Entitled Virtual care use in Canada: Variation across sociodemographic and health-related factors, the report notes that 2023 data shows 57.5 per cent of patients made use of in-person appointments only, just 5.3 per cent said they’d attended virtual appointments only, and 37.2 per cent of Canadians had both types of appointments in the 12-month period being studied.
Higher use than pre-pandemic levels
Peaking in April 2020 at the height of the COVID-19 pandemic when 61 per cent of COVID-related health care visits were virtual and 54 per cent of other health care visits were virtual, virtual care decreased after the pandemic lockdowns but remains higher than pre-pandemic levels. (In 2019, between two and 11 per cent of patient services were virtual, depending on the province. Virtual care is defined as any form of interaction between patients and health care providers which occurs remotely via technologies, including telephone, video conferencing, text messaging and emailing.)
“The main objective of this study is to provide recent information on virtual care use in Canada and whether it varies by sociodemographic and health-related characteristics,” they write.
“There were no statistically significant differences in the type of appointment by immigrant status, sexual orientation, financial well-being or main work activity.

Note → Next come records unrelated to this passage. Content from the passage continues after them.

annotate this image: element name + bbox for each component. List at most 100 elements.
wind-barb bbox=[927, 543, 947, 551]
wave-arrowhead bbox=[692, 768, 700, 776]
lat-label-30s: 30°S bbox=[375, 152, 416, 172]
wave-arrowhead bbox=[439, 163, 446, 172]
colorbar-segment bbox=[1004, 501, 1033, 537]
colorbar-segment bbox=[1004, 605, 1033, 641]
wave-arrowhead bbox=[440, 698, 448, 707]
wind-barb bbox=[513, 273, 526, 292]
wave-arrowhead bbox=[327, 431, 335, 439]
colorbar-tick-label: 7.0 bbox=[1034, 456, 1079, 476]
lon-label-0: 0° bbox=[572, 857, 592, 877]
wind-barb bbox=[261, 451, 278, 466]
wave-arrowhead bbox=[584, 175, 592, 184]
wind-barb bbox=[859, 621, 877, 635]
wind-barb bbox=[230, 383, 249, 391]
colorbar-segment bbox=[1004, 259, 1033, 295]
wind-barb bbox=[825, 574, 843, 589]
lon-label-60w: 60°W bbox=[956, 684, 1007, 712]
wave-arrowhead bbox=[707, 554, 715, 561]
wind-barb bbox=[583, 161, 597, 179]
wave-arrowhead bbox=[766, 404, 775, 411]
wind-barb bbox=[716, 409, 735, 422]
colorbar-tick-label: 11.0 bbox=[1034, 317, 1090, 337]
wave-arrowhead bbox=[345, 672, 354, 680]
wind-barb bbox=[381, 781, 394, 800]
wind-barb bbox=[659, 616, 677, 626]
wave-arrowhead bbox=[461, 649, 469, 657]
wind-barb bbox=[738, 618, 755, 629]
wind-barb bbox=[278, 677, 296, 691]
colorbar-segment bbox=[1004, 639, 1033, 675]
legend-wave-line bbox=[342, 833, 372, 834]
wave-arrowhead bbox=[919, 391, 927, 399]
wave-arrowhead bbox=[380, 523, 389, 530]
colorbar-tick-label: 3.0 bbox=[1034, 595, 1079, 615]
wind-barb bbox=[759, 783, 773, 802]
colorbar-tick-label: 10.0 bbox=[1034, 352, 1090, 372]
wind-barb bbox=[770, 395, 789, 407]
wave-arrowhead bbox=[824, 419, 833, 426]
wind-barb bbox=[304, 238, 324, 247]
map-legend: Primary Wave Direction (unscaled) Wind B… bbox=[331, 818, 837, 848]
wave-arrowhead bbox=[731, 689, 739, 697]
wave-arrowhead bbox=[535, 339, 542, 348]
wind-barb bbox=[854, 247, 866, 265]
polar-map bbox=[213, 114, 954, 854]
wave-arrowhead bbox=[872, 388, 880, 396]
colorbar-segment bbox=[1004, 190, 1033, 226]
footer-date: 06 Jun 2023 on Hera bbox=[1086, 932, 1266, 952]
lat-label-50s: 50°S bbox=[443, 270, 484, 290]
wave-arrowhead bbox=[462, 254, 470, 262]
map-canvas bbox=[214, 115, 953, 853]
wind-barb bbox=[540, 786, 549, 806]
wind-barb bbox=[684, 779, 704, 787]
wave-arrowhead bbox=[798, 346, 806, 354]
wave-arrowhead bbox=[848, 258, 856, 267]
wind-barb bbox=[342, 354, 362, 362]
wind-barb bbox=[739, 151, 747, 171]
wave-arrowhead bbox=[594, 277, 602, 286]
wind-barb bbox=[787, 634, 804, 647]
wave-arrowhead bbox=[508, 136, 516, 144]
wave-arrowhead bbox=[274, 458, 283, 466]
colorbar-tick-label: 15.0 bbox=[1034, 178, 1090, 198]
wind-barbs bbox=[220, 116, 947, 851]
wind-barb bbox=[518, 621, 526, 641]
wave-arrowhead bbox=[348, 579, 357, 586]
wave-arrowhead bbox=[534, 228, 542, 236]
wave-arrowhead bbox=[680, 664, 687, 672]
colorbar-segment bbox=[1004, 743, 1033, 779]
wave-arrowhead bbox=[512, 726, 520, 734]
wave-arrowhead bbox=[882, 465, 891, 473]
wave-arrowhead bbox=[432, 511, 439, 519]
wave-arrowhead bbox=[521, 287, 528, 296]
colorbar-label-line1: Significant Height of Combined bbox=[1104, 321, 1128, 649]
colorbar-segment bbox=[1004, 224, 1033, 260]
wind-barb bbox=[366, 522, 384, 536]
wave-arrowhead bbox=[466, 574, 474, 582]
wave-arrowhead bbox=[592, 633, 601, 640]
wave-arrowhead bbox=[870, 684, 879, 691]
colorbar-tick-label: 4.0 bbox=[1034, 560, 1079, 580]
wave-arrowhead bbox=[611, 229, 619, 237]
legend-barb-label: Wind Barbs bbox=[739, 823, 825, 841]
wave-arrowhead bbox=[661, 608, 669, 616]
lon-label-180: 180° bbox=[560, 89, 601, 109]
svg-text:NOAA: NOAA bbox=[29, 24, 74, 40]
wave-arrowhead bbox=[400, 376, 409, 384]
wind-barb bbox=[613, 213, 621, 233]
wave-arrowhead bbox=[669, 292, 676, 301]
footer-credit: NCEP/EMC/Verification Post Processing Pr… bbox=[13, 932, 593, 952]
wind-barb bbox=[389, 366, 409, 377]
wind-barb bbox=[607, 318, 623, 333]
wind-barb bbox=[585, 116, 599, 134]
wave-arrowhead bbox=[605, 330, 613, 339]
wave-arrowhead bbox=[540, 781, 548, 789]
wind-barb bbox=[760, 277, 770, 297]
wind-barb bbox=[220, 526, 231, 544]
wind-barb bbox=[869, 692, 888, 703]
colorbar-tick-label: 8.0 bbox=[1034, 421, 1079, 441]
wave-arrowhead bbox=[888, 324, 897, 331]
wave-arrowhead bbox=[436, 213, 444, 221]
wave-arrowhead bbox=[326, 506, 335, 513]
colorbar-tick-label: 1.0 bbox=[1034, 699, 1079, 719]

However, compared with patients aged 15 to 24, those aged 75 and older were less likely to have had both in-person and virtual appointments. Women were more likely than men to have had both types of appointments.”
Chronic conditions
They also note that university degree holders were more likely to have had virtual appointments only. Rural patients were less likely than their urban counterparts to have had virtual appointments only and patients with no regular health care providers were more likely to have had virtual appointments only. “Patients with one or more chronic conditions were more likely to have had a virtual appointment than their counterparts with no chronic conditions,” they note.
Among those who’d had a virtual appointment during the study period, 62.1 per cent met with a family doctor, general practitioner or nurse practitioner, while 10.2 per cent report meeting with a specialist this way. Of those who were offered virtual care but declined (8.9 per cent), 47.9 per cent were more comfortable with in-person visits while 40.3 per cent felt their health issue required an in-person appointment. Only 9.1 per cent cited not being comfortable with the technology.
“Many patients had access to virtual care and a willingness to use it,” the report concludes. “Few individuals declined virtual care; among those who did, greater comfort with in-person appointments was the most common reason.”